Longscope v. Lucerne in Maine Community Ass'n, 127 Me. 282, 284 143 A.
64, 65 (1928).  
	[¶6]  Great Hill argues that Furbush's performance of the contract
removed it from the Statute of Frauds.  It invoked a doctrine based on
principles of equitable estoppel recently applied in Landry v. Landry, 641
A.2d 182 (Me. 1994):  "After having induced or knowingly permitted
another to perform in part an agreement, on the faith of its full performance
by both parties and for which he could not well be compensated except by
specific performance, the other shall not insist that the agreement is void
[for lack of a writing]."  Id. at 183 (citing Bell v. Bell, 151 Me. 207, 211, 116
A.2d 921, 923 (1955) (quoting Woodbury v.
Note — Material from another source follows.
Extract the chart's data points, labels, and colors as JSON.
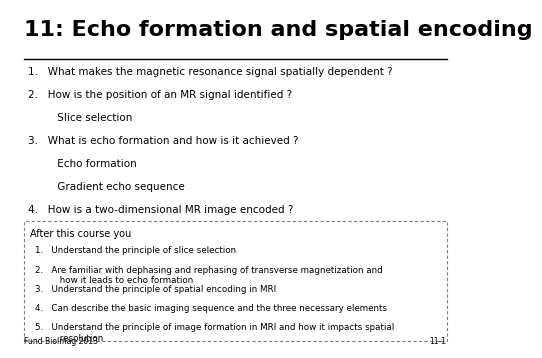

Gardner, 77 Me. 68, 70 (1885)). 
The doctrine's rationale was explained in Busque v. Marcou, 147 Me. 289,
295, 82 A.2d 873, 876 (1952): "Relief because of the partial or full
performance of the contract is usually granted in equity on the ground that
the party who has so performed has been induced by the other party to
irretrievably change his position and that to refuse relief according to the
terms of the contract would otherwise amount to a fraud upon his rights."  
	[¶7]  Great Hill seeks relief that is within the scope of the court's
equitable powers.  Both the grant of equitable relief and the withholding of
such a relief are addressed to the sound discretion of the court.  See
Dunham v. Hogan, 143 Me. 142, 56 A.2d 550 (1948).  As we stated in Fortin
v. Willinski, 142 Me. 372, 379, 53 A.2d 266, 269 (1947), "A decree of
specific performance can never be claimed as a matter of right."  In this
case, Shapleigh paid Furbush market value for the gravel and fill he removed
during the course of their dealings.  Furbush was not induced to take
discounted payments in reliance on the promise of reclamation by
Shapleigh.  The court decided that the application of the statute of frauds
would not amount to a fraud on the rights of Furbush.  In these
circumstances, we cannot say that the court was compelled to conclude
otherwise.  
	[¶8]  Finally, we find no error in the court's evidentiary rulings that are
challenged on appeal.  
	The entry is:
				Judgment affirmed. 

Attorney for plaintiff: Michael E. Chubrich, Esq. Eldredge, Cubrich & Harrigan, P. A. P O Box 1591 Portsmouth, N.H. 03802-1591 Attorneys for Defendant: William C. Knowles, Esq. Carl E. Kandutsch, Esq. Verrill & Dana P O Box 586 Portland, ME 04112-0586
FOOTNOTES******************************** {1}. 33 M.R.S.A. § 51(5) 1988).